AI-generated feedback on writing: insights into efficacy and ENL student preference
The question of how generative AI tools, such as large language models and chatbots, can be leveraged ethically and effectively in education is ongoing. Given the critical role that writing plays in learning and assessment within educational institutions, it is of growing importance for educators to make thoughtful and informed decisions as to how and in what capacity generative AI tools should be leveraged to assist in the development of students’ writing skills. This paper reports on two longitudinal studies.
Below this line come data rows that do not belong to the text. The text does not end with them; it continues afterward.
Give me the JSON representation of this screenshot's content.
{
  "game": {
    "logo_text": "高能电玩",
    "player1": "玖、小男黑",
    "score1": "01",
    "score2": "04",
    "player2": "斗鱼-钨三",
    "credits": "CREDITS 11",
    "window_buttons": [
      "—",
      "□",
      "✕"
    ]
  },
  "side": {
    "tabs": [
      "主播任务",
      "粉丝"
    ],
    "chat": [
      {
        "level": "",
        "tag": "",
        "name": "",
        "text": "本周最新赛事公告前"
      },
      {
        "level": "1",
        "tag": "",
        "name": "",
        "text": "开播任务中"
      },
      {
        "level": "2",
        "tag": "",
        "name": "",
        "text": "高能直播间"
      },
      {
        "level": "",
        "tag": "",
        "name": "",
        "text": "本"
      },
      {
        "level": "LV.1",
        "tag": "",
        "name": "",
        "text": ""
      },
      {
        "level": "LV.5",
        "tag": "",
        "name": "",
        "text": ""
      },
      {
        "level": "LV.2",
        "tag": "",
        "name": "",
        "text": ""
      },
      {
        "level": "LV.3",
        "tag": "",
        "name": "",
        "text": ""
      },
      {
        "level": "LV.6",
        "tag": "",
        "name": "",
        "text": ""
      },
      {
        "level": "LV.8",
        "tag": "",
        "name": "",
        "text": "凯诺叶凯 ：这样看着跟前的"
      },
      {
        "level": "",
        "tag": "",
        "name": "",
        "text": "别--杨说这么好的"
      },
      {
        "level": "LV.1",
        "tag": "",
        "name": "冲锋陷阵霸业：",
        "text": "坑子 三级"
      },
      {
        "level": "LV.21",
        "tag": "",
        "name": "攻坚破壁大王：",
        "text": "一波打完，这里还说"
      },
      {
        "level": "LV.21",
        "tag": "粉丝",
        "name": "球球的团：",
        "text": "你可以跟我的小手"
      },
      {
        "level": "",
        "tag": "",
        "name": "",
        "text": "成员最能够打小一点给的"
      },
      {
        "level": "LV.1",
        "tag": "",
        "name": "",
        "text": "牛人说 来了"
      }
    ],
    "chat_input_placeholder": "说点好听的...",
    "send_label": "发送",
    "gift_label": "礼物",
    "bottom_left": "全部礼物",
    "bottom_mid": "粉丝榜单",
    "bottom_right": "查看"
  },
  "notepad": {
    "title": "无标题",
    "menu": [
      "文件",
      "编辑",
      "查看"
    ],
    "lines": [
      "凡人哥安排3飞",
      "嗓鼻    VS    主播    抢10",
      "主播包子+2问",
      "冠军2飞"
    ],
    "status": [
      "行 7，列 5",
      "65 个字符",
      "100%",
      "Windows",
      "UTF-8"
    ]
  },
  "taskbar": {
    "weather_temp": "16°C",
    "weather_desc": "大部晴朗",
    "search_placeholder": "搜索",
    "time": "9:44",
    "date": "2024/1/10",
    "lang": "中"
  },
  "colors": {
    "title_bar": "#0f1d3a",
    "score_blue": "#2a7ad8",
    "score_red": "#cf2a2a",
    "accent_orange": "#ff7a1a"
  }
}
Study 1 examined learning outcomes of 48 university English as a new language (ENL) learners in a six-week long repeated measures quasi experimental design where the experimental group received writing feedback generated from ChatGPT (GPT-4) and the control group received feedback from their human tutor. Study 2 analyzed the perceptions of a different group of 43 ENLs who received feedback from both ChatGPT and their tutor. Results of study 1 showed no difference in learning outcomes between the two groups. Study 2 results revealed a near even split in preference for AI-generated or human-generated feedback, with clear advantages to both forms of feedback apparent from the data. The main implication of these studies is that the use of AI-generated feedback can likely be incorporated into ENL essay evaluation without affecting learning outcomes, although we recommend a blended approach that utilizes the strengths of both forms of feedback. The main contribution of this paper is in addressing generative AI as an automatic essay evaluator while incorporating learner perspectives.